Coronavirus: ripercussioni su turismo e ristorazione
Un invito alla calma è auspicabile, così come un graduale ritorno alla normalità. Certo l’emergenza Coronavirus, che viaggia nell’aria incurante dei confini e di tutte le polemiche politiche ad esso collegate, preoccupa la popolazione, sballottata psicologicamente (quando non si trovi a dover affrontare anche fisicamente il Covid19) tra un balletto di dati che vede dividersi pure il mondo dei virologi nelle modalità e tempistiche di comunicazione.
Intanto, mentre la medicina opera senza sosta e all’ospedale Sacco di Milano è stato isolato il ceppo italiano del Coronavirus, nella tutto sommato non lontana Londra si sceglie la normalità.
La parola d’ordine è “precauzione”, ma la vita proseguirà come sempre – ha specificato il governo inglese -, affidandosi alla collaborazione con i singoli individui. Solo alla fine della corsa – viene da pensare – si potrà dire quanto i britannici (che contarono 10.000 vittime da influenza nelle stagioni più virulente, come quella del 2008-2009) saranno stati rispettosi delle regole di buonsenso internazionale.

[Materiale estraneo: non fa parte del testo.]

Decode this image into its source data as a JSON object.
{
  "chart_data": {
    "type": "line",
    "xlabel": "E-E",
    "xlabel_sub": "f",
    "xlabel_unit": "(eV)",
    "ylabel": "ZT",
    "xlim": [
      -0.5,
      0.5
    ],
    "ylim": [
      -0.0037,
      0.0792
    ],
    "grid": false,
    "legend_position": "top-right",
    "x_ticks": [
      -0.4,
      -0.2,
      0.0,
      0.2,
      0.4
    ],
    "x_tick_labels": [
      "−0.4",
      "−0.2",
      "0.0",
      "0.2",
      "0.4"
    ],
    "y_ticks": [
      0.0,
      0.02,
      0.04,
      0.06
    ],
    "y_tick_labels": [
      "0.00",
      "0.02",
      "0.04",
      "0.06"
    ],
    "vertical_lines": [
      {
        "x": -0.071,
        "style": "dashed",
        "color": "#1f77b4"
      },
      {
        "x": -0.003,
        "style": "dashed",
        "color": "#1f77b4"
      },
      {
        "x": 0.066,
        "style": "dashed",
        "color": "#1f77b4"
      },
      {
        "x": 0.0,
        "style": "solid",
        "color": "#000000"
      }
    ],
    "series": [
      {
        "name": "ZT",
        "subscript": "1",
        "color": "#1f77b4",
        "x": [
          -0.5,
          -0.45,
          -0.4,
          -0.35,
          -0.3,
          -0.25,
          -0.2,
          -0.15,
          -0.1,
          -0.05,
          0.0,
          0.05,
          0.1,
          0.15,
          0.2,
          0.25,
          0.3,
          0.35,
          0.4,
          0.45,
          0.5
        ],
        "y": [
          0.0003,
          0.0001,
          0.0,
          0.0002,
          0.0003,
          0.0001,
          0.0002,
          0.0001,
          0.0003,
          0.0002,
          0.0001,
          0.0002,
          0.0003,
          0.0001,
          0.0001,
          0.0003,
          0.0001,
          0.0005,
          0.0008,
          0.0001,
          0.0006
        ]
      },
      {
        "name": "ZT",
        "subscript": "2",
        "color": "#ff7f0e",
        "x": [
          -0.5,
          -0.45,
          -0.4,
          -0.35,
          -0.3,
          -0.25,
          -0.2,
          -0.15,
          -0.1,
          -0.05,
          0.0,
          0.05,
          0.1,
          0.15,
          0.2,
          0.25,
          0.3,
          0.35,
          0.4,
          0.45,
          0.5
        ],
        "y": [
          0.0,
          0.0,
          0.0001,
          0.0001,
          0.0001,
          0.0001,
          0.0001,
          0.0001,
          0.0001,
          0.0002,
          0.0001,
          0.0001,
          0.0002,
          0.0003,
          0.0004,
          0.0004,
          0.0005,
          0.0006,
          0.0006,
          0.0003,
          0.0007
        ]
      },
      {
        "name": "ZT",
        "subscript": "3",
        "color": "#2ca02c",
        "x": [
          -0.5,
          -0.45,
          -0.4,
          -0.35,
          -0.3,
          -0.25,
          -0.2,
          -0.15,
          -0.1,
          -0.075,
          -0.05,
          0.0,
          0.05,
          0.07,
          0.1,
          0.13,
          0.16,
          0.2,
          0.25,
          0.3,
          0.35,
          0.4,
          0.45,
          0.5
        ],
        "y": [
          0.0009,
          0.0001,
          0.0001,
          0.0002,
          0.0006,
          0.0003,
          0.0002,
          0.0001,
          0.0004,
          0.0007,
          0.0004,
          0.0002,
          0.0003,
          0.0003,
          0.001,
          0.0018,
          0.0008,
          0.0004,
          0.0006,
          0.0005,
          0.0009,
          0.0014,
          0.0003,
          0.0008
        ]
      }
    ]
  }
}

L’unica certezza, al momento, nei confronti di un rischio contagio da parte di questo agente patogeno che di fatto si conosce ancora troppo poco, è che ha letteralmente affondato le Borse e con esse l’economia del Paese Italia. Le ripercussioni, in tal senso, sono state immediate e stratificate, con il mondo delle imprese che in Piemonte conta i danni legati ad eventi annullati e commesse perse, personale obbligato in alcuni casi a stare in quarantena o a lavorare, quando possibile, attraverso lo strumento dello smart working.
L’immagine dell’Italia è poi fortemente provata da una paura spropositata nei confronti di chi ha attuato – a questo punto forse troppo meticolosamente – misure per cercare il Coronavirus e ora si trova a vestire i panni dell’untore.
Milano ha riaperto il Duomo, ma continuano a fioccare le disdette nelle città d’arte così come negli agriturismo più isolati. La gente è diffidente, il viaggiatore si muove ancora ma oggi non sceglie il nostro Paese come meta privilegiata. Le cancellazioni e la richiesta di modifica delle clausole in caso di annullamento delle prenotazioni preoccupano gli operatori anche nella stagione a lungo termine: si teme che l’effetto Coronavirus possa influire sulla psiche di chi, memore di quanto sta accadendo in questi giorni, non sia più così dell’idea di concedersi un po’ di relax estivo in Italia. Gli albergatori parlano di disastro e i grandi numeri nazionali si ripercuotono sulla quotidianità di ogni cittadino. Ci sono bar e ristoranti che, a causa dell’ordinanza del ministero della Salute, hanno i locali semivuoti con spese di gestione che scoraggiano quando non portano alla disperazione.
Gli incassi già magri di alcuni locali hanno portato alcuni esercenti a valutare la chiusura forzata per ferie. "A Milano è andata anche peggio – commentano alcuni baristi di Alessandria – ma non capiamo come questa scure si sia abbattuta sulle nostre attività e sui ristoranti, mentre i supermercati sono rimasti regolarmente aperti". E se nella Chinatown di Milano, gli imprenditori cinesi hanno decidono spontaneamente di chiudere ogni loro attività in modo consapevole e responsabile pur non essendoci nessun obbligo imposto, la stessa fotografia si ripresenta in altre città che, pur lontane dalle zone rosse, si ritrovano forzatamente molto meno affollate. Intanto gli esercenti continuano a guardare l’ora, in attesa di una svolta che dia loro l’opportunità di tornare ad avere al loro bancone o a tavola i clienti di sempre.